Kasparov himself was arrested in Moscow on Saturday when he tried to deliver a letter to the federal election authorities assailing the conduct of the election, and a judge sentenced him to five days in jail.

In St. Petersburg on Sunday, two well-known opposition politicians, Boris Nemtsov and Nikita Belykh, leaders of a mainstream liberal party, the Union of Right Forces, were briefly detained.

ODIHR has monitored every election in Russia since the fall of the Soviet Union in 1991. Its presence was viewed as an effort by Moscow to ensure that elections complied with international standards.

But the Kremlin has in recent years chafed at the group's reports, contending that they were biased against the government.

After the 2004 presidential elections, which Putin won in a landslide, the group stated flatly that the campaign had not been conducted fairly.

In recent months, Russian officials maintained that monitoring group needed to be reformed. At the same time, the Kremlin repeatedly delayed the issuing of visas to the group's monitors, preventing them from observing the campaigning for Parliament around the country, as well as news coverage, as is customary.

Russian officials then abruptly said they would sharply limit the size of ODIHR's mission to only 70 people, down from 400 in the parliamentary election in 2003.

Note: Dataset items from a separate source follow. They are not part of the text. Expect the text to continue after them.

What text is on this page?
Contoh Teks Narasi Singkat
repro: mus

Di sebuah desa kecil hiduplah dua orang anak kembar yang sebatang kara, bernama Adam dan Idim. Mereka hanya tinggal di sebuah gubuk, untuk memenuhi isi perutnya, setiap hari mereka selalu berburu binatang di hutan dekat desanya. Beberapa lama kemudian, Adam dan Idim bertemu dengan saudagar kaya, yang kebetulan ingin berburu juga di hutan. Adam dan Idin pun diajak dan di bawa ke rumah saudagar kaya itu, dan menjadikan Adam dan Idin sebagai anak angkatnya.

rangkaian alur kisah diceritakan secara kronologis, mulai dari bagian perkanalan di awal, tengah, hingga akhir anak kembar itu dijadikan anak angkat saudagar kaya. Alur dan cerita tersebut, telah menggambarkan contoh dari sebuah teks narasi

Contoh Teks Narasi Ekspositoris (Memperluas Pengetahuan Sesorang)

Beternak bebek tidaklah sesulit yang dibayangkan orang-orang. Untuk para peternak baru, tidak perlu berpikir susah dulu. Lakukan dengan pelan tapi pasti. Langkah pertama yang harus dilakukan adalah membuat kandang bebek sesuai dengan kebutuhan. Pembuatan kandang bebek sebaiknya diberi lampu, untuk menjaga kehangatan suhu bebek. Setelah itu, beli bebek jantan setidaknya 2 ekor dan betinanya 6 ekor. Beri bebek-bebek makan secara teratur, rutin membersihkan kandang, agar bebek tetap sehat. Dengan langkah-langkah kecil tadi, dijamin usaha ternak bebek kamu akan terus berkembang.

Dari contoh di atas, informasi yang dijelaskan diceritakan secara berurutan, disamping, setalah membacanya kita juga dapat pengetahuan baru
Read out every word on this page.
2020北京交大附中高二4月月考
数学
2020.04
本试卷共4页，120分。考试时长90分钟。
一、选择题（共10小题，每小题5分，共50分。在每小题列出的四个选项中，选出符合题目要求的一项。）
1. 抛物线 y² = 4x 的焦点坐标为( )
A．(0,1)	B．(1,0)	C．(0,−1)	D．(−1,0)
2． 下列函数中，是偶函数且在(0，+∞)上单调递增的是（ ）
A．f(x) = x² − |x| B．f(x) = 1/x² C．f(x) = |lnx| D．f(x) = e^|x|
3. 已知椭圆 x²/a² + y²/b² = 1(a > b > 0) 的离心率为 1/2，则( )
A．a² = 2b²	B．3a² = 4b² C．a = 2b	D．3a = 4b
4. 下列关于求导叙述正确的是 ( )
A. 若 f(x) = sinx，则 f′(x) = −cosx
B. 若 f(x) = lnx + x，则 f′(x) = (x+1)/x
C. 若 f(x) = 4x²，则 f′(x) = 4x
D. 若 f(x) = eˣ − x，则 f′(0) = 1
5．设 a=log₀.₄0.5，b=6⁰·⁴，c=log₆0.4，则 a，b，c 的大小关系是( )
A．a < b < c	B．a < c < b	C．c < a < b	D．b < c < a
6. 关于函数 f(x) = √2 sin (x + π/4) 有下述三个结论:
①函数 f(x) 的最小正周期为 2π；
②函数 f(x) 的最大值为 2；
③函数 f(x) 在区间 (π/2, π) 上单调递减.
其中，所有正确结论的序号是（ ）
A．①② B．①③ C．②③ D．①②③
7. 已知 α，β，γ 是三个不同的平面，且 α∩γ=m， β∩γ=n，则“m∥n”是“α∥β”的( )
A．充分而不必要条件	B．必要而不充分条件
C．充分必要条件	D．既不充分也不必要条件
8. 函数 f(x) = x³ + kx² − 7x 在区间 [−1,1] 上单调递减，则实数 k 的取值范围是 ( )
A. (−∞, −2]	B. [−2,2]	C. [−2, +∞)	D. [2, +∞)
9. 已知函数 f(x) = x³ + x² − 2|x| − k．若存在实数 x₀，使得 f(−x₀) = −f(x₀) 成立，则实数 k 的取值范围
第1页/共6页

http://www.iht.com/articles/2007/11/26/ ... ssia.4.php

Now you might say Airborne... why are you putting this in here. Well my friends, Putin is Fighting vigurously President Bush and rich corporations that are trying to steal the Russian wealth as they are all over the word. Bush viamently believes in this New World Order bull crap and has been trying to push it in Russia.... there have been many columns about it in Europe but seldom spoke of in this country... I wonder why. Bush wants democracy my a_s ..... he wants consolidated power in a New World Order. Tell me America.... does this feel like a Democracy in America?